For a model that only answers one question at a time, the choice between a Transformer and a state-space model is mostly academic. For an agent — a process that holds a growing transcript of tool calls, retrieved documents, and its own reasoning across hours — it is a hardware bill. And the bill is not paid in benchmark points. It is paid in bytes of memory per token and in how fast the model can emit the next token when the context is already 100,000 tokens deep.
That is the lens that makes "Mamba vs Transformer" decidable. Read it that way and the headline result of the last two years is not the one most people expected.
The two cost curves
A Transformer attends over every previous token, so during decode it caches a key and value vector for each one. That KV cache grows linearly with sequence length — it is the same line item behind why long context degrades and behind every attention variant from MQA to MLA. The concrete number: AI21 reports Mixtral-8x7B needs roughly 32GB of KV cache at 256K tokens. That memory has to be re-read for every token generated, so throughput sags exactly when the context is longest.
A state-space model takes the opposite shape. Mamba (Gu & Dao, 2023) compresses the past into a fixed-size recurrent state and carries no KV cache at all. The state is the same size at token 1,000,000 as at token 10. The paper's claim follows directly: ~5x higher generation throughput than a same-size Transformer, and linear-time scaling to million-token sequences. Mamba-2 (Dao & Gu, 2024), built on a "state space duality" that formally links SSMs and attention, made the core layer 2-8x faster again while enlarging the internal state from 16 to 256 dimensions.
So on the only two axes an agent operator cares about — memory-at-context and decode throughput — the SSM wins cleanly. Which raises the obvious question: why does every frontier lab still ship attention?
What a constant-size state cannot do
Because a fixed state is a lossy summary, and some tasks need a lossless lookup. The failure is sharp and well-documented: pure SSMs are weak at exact in-context recall — retrieving a specific earlier token, copying a string verbatim, and multi-query associative recall (MQAR), the synthetic stress test for "find the value paired with this key." Mamba handles single-query recall but degrades on MQAR at limited model width; weaker SSMs fail outright.
The fix is almost embarrassingly cheap. In published experiments, adding a single self-attention layer to an eight-layer Mamba enabled perfect copying of length-50 strings and generalization to length-100 — a capability the pure stack simply did not have. Attention is the model's random-access memory; the SSM is its running compression. An agent that pastes a tool's JSON output and needs the exact field back later is precisely the recall workload SSMs are bad at, which is why "pure Mamba for agents" was always the wrong framing.

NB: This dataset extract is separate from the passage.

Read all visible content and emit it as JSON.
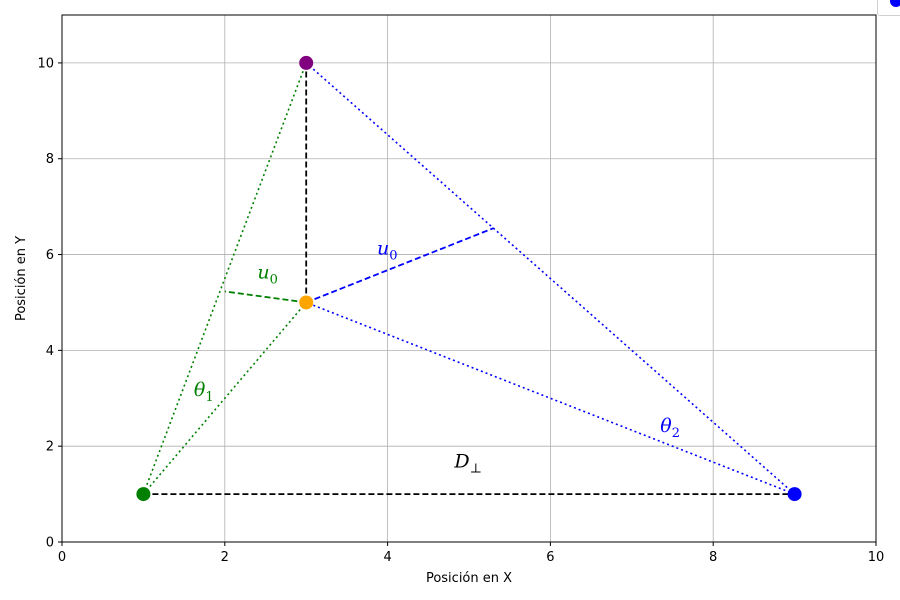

The frontier did not pick a side. It found the ratio — the smallest number of attention layers that buys back exact recall while the rest of the network stays cheap.
The hybrids that actually shipped
This is the non-obvious result. Pure Mamba did not win; hybrids did, and they converged on a strikingly similar recipe: keep roughly one attention layer for every eight to twelve, make everything else a Mamba-2 or linear-attention block.
- NVIDIA Nemotron-H / Nemotron Nano 2 set self-attention to about 8% of layers — 4 of 52 in the 8B, 10 of 118 in the 56B — and report up to 3x inference throughput over same-size pure Transformers like Qwen-2.5 and Llama-3.1.
- IBM Granite 4.0 (October 2025) runs a roughly 9:1 Mamba-2-to-transformer mix with MoE, claiming 70%+ lower memory for long-context and multi-session inference and ~2x faster inference.
- AI21 Jamba uses a 1:7 attention-to-Mamba ratio; the payoff is the headline contrast — 256K tokens in a 4GB KV cache versus Mixtral's ~32GB, an 8x reduction, with 3x the throughput at long context and the model fitting on a single GPU.
- TII Falcon-H1 runs attention and SSM in parallel within each block and concatenates outputs, letting the attention/SSM head ratio be tuned independently. Qwen3-Next keeps ~25% standard attention with the rest Gated DeltaNet, reporting throughput beyond 10x of Qwen3-32B past 32K context.
Five labs, one idea: attention is a scarce, expensive ingredient you sprinkle, not the whole dish.
What it means for an agent builder
Strip the hype and the practical guidance is narrow but firm. If your agent operates at short context and modest batch, a tuned Transformer is fine — and your bigger long-context lever is often retrieval, the RAG-vs-long-context tradeoff, not the architecture. But if it runs long, holds 100k+ token transcripts, and you serve many sessions at once, a hybrid is the bet: memory stays roughly flat as the context grows, decode throughput holds, and the retained attention layers preserve the exact recall your tool outputs depend on.
Note what is not the deciding number. None of these models won on MMLU by a margin that would matter to anyone. They won on the curves — constant memory, sustained throughput — that only show up when the sequence is long and the run is real. For an agent, those are the only curves there are. The right question for 2026 is no longer "Mamba or Transformer." It is "how few attention layers can you get away with?"